If the request wasn't found we creat a new eventListener and add it to the list. The id is the current value of id. If the queue was empty, we call Michael Kuehl's hookEvent from our utilities.js to ask the browser to start sending us the events.
Finally we bump up the value of id to be ready for the next time, and then we return the value of id before it was bumped up.
I look up the queue in queues. If it's null then the client wasn't listening, and is apparently delusional. We'll just return. Otherwise, we walk the queue looking for the right id. When it's found, we remove it (the remove is one added to Array.prototype, and created by Jeff Walden). If the queue is now empty, we call Michael Kuelh's unhookEvent from our utilities.js unless the event is either mouseover or mouseout which we need to track for our own purposes as you'll see a little later one.

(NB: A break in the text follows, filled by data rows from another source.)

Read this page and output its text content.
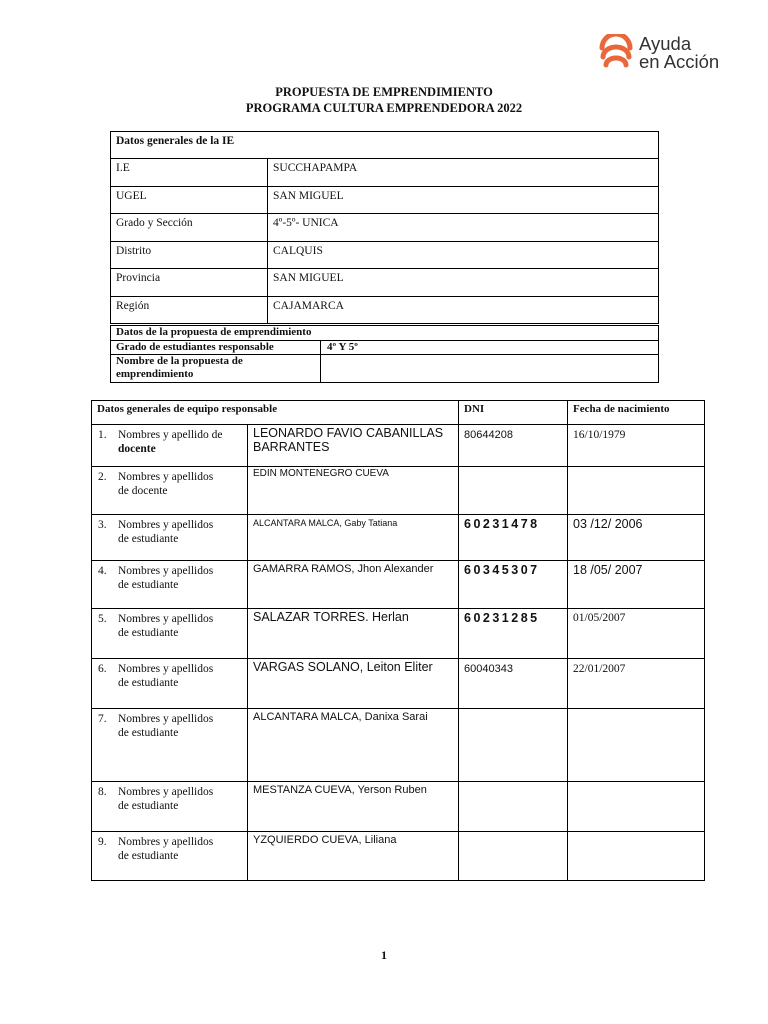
Ayuda
en Acción
PROPUESTA DE EMPRENDIMIENTO
PROGRAMA CULTURA EMPRENDEDORA 2022
Datos generales de la IE	
I.E	SUCCHAPAMPA
UGEL	SAN MIGUEL
Grado y Sección	4º-5º- UNICA
Distrito	CALQUIS
Provincia	SAN MIGUEL
Región	CAJAMARCA
Datos de la propuesta de emprendimiento	
Grado de estudiantes responsable	4º Y 5º
Nombre de la propuesta de emprendimiento	
Datos generales de equipo responsable		DNI	Fecha de nacimiento

1. Nombres y apellido de
docente	LEONARDO FAVIO CABANILLAS BARRANTES	80644208	16/10/1979

2. Nombres y apellidos
de docente	EDIN MONTENEGRO CUEVA		

3. Nombres y apellidos
de estudiante	ALCANTARA MALCA, Gaby Tatiana	60231478	03 /12/ 2006

4. Nombres y apellidos
de estudiante	GAMARRA RAMOS, Jhon Alexander	60345307	18 /05/ 2007

5. Nombres y apellidos
de estudiante	SALAZAR TORRES. Herlan	60231285	01/05/2007

6. Nombres y apellidos
de estudiante	VARGAS SOLANO, Leiton Eliter	60040343	22/01/2007

7. Nombres y apellidos
de estudiante	ALCANTARA MALCA, Danixa Sarai		

8. Nombres y apellidos
de estudiante	MESTANZA CUEVA, Yerson Ruben		

9. Nombres y apellidos
de estudiante	YZQUIERDO CUEVA, Liliana		
1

We give ourselves focus (that's for keyboard events) anytime we get any events at all. See the Getting Key Events on an HTML5 Canvas tutorial you want to know why. Then we call getCanvasCursorPosition from this same javascript file to translate the event coordinates into canvas coordinates. It returns an array of length two with the xy[0] holding the new x-coordinate, and xy[1] holding the new y-coordinate.
Then we get the queue from queues, and then set passon to true. passon, is returned at the end, the convention from an event handler, is that if you return false, the event should not continue bubbling. If you return true it continues on.
If the queue exists, then there are clients listening for this event, and we walk through them in a for loop and for each we call their hit routine. If it returns true, then we call their callback. If their callback returns false, we set passon to false to remember.
If we're delivering to them some interaction event then we're going to remember their callback in our variable mousefocusedCB. The purpose of this is that one something starts getting events, they often want to keep getting them even if the mouse isn't over their part of the UI. An example would be a slider. Once you click on the slider, you want the slider to keep moving with the mouse until you release it mouse button, even if you don't stay over the slider.
Next comes the else for the call to hit. If the hit returned false, we check to see if they have the focus, and if they do, and the event is one of the types of events we pass to whoever has the focus, then we call their callback anyway. There are two kinds of things we pass on. The first type is basic movement things like mousemove or mousescroll, or keydown. The second type are things that the client will have to see to know that they are done with something like mouseup, or touchend, or mouseout. If they return false, we remember it.
Finally, if they are the one with the focus, and the event isn't one of the ongoing movement sort of events that lets them keep focus, then we take the focus away. These events would be things like touchend, mouseout, or click.
Then, ultimately, we return passon.
The last thing we do in our constructor is to call hookEvent to listen to mouseout and mouseover. We always need these events.
Something like this.eventmanager=new eventManager(this);. This would be done from inside the constructor of a class which also contained a member canvas that referred to the canvas. An example of it's use in in my Circle of Confusion tutorial over in the Photography section. The canvas widget on that page is instantiated from the CoC_Widget.js. The sliders in that widget will respond to scroll wheels, fingers, mice, and, after being clicked, cursor keys.
You can also look at The Game of Life which uses some colorful buttons that use this event manager.